Le dharma nous propose une approche pratique vers cette connaissance : c’est la pratique de « Lhagtong », terme qui signifie « voir clairement ». En celle-ci, il ne s’agit pas de comprendre ou d’apprendre avec le mental, mais de voir la réalité avec l’œil de la connaissance directe et immédiate.

L’expérience ultime de la connaissance est la simplicité même, celle du non-agir du mental

On épilogue souvent de façon compliquée sur la connaissance, mais l’expérience ultime qu’on peut en avoir est en fait la simplicité même. C’est un regard direct, une vision « immédiate » c’est-à-dire instantanée et sans intermédiaire. Cette connaissance est l’expérience du non agir du mental, dans laquelle l’esprit se contemple lui-même. Les enseignements pratiques nous apprennent à trouver cette simplicité de l’esprit qui ne juge ni ne pense, mais qui, dans une vision nue et dégagée, appréhende la réalité telle qu’elle est. Si cette expérience est, dans son essence, d’une simplicité déconcertante, notre mental est par contre compliqué, empêtré dans la trame de ses conceptions et de ses élaborations.

La méditation est l’outil qui permet la vision nue, dégagée, de la réalité telle qu’elle est

La méditation, qui est l’approche pratique et l’outil de cette connaissance, est un processus de simplification.
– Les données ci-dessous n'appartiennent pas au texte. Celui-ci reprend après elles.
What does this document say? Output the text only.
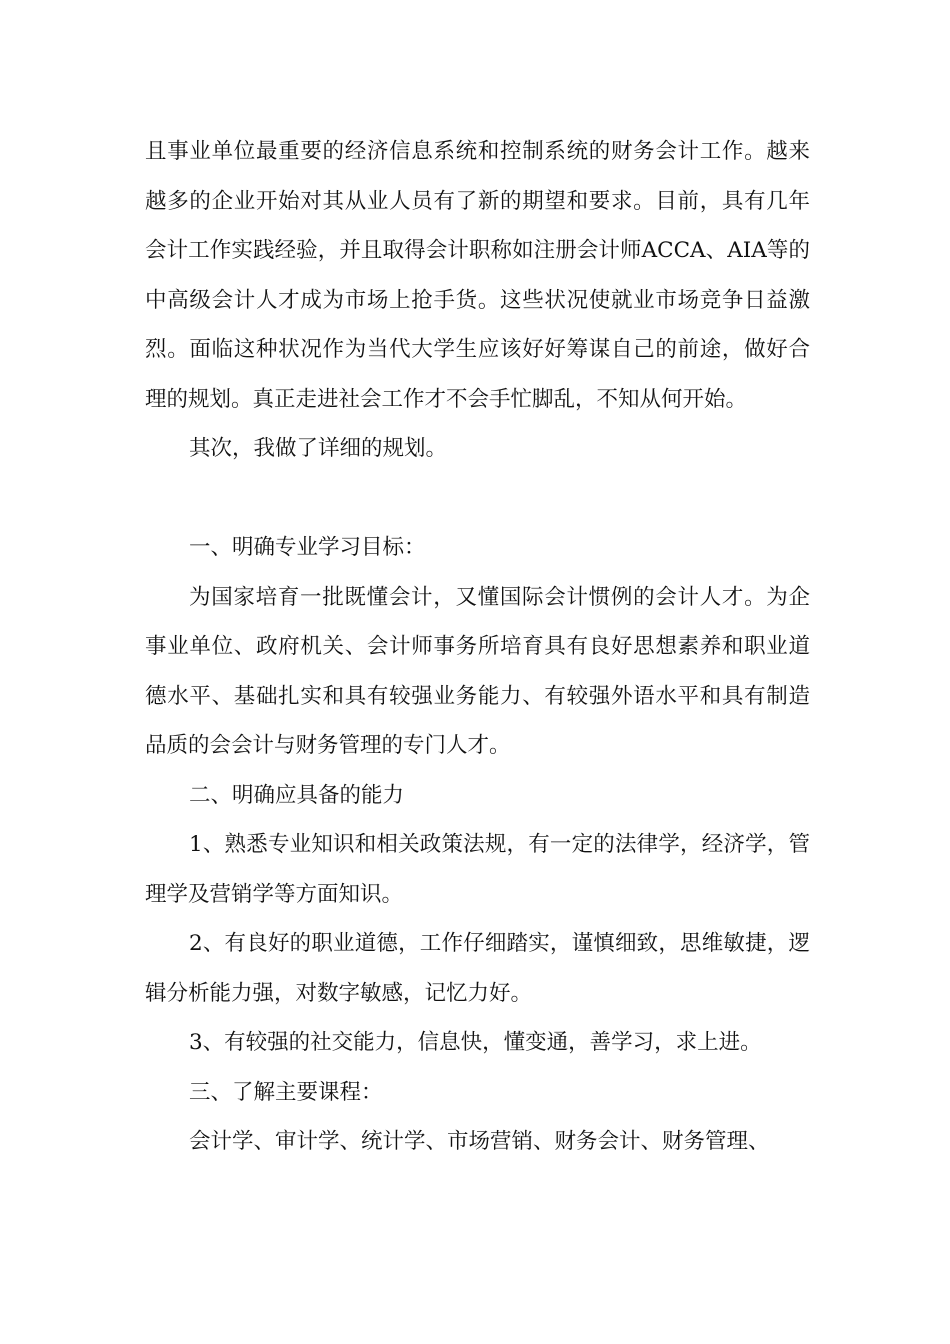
且事业单位最重要的经济信息系统和控制系统的财务会计工作。越来越多的企业开始对其从业人员有了新的期望和要求。目前，具有几年会计工作实践经验，并且取得会计职称如注册会计师ACCA、AIA等的中高级会计人才成为市场上抢手货。这些状况使就业市场竞争日益激烈。面临这种状况作为当代大学生应该好好筹谋自己的前途，做好合理的规划。真正走进社会工作才不会手忙脚乱，不知从何开始。

其次，我做了详细的规划。

一、明确专业学习目标：

为国家培育一批既懂会计，又懂国际会计惯例的会计人才。为企事业单位、政府机关、会计师事务所培育具有良好思想素养和职业道德水平、基础扎实和具有较强业务能力、有较强外语水平和具有制造品质的会会计与财务管理的专门人才。

二、明确应具备的能力

1、熟悉专业知识和相关政策法规，有一定的法律学，经济学，管理学及营销学等方面知识。

2、有良好的职业道德，工作仔细踏实，谨慎细致，思维敏捷，逻辑分析能力强，对数字敏感，记忆力好。

3、有较强的社交能力，信息快，懂变通，善学习，求上进。

三、了解主要课程：

会计学、审计学、统计学、市场营销、财务会计、财务管理、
Sa pratique demande de trancher les fils de cette trame et de découvrir ainsi cette expérience immédiate que l’on appelle la perfection de connaissance transcendante (sanskrit : prajnaparamita ; tibétain : shes rab pha rol tu phyin pa), qui est le cœur et la racine de toutes les pratiques du dharma.

Le Dharma s’accorde bien avec le « Sache ce que tu es et tu connaîtras Dieu et l’univers »

En fait, la méditation vise à nous faire reconnaître ce que nous sommes fondamentalement et à nous éveiller à notre propre esprit dans sa pureté originelle. Elle nous propose une connaissance de nous-mêmes qui débouche sur la connaissance de l’autre et de l’au-delà du moi et de l’autre. Dans cette perspective, le dharma reprendrait volontiers à son compte l’adage socratique :

« Sache ce que tu es et tu connaîtras Dieu et l’univers ».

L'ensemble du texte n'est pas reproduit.